While these top line numbers may look robust there was a serious hitch in that the growth in Ayo’s gross profit was more than offset by a growth cost-of-sales (from R440 million to over R1.4 billion) and operating expenses (from R199 million to R562 million).

Were it not for the R316 million in finance income earned of Ayo’s large cash balance, the group would have operated at a loss. This is borne out in the cash flow statement – which showed a negative cash outflow from operations of R46 million.

This is a scary situation for Ayo because one of its biggest shareholders, the PIC (and the Government Employees Pension Fund), has issued summons against the group for the funds invested with it at listing in late 2017.

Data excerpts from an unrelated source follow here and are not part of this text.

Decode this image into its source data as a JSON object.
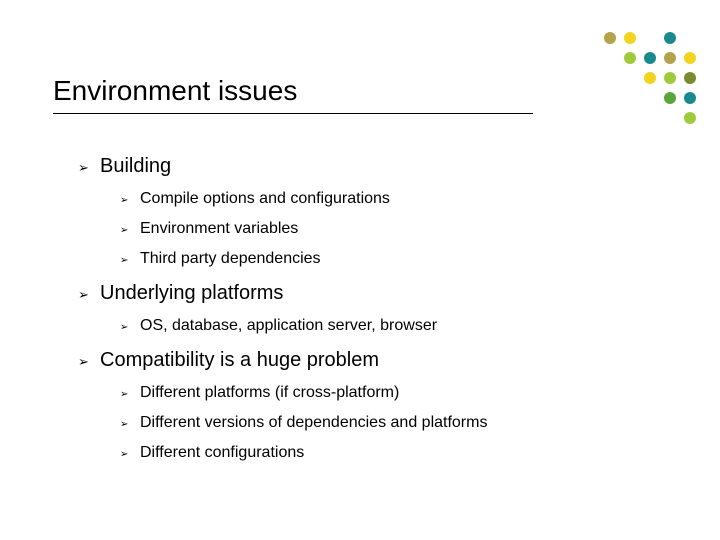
{
  "title": "Environment issues",
  "slide": {
    "items": [
      {
        "text": "Building",
        "children": [
          {
            "text": "Compile options and configurations"
          },
          {
            "text": "Environment variables"
          },
          {
            "text": "Third party dependencies"
          }
        ]
      },
      {
        "text": "Underlying platforms",
        "children": [
          {
            "text": "OS, database, application server, browser"
          }
        ]
      },
      {
        "text": "Compatibility is a huge problem",
        "children": [
          {
            "text": "Different platforms (if cross-platform)"
          },
          {
            "text": "Different versions of dependencies and platforms"
          },
          {
            "text": "Different configurations"
          }
        ]
      }
    ]
  },
  "dot_colors": {
    "khaki": "#b3a24c",
    "yellow": "#f2d41f",
    "teal": "#1a8a8f",
    "lime": "#9fcb3b",
    "olive": "#7a8a2e",
    "green": "#5aa63a"
  }
}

Basically the PIC is trying to convince the courts that the (share) subscription agreement entered into by the PIC and AYO be declared unlawful and set aside. Worst still, is that the PIC is looking for an order to make AYO pay back the almost R4.3 billion invested in the group ahead of the listing (together with a not insubstantial interest re-payment set at 10.25% a year).

AYO, understandably, has instructed its attorneys to oppose the action.

Some believe that the PIC is unlikely to succeed in its actions as it would set  a precedent that would leave any companies that raised funds on listing vulnerable to a ‘re-payment recourse’ from dissatisfied shareholders. Others hold that Ayo’s listing price was grossly over-valued and prospects over-stated – even though most observers agree that a professional investor like the PIC should have tested the prospectus forecasts more rigorously.

Whether Ayo are just putting on a brave face is not clear at this point. But Ayo has indicated that in the event that the PIC and GEPF are successful in their court application, management will be able to reconfigure the group into a pure investment holding company.

The group noted: “AYO has several subsidiaries that have been in existence for more than 20 years, delivering both satisfactory trading performance and dividend income for AYO. These subsidiaries are expected to continue trading at an optimal level independent of the PIC funding.”

Looking ahead, Plaatjies said Ayo would continue to focus on additional acquisitions and increasing the diversification of its service and product offerings. “The group expects an increased contribution to the performance of the group for the 2020 financial year resulting from the acquisition of Sizwe, SGT Solutions and GCCT…”

But Plaatjies conceded deal-making would be tricky under current conditions. “AYO has been operating in an extremely difficult market environment, exacerbated by the current narrative arising from the PIC Commission of Inquiry as well as the litigation instituted by the PIC and CIPC against the group. These trying conditions are significantly impeding on our acquisition growth plans and operational performance.”

Clearly a testing time lies ahead for Ayo.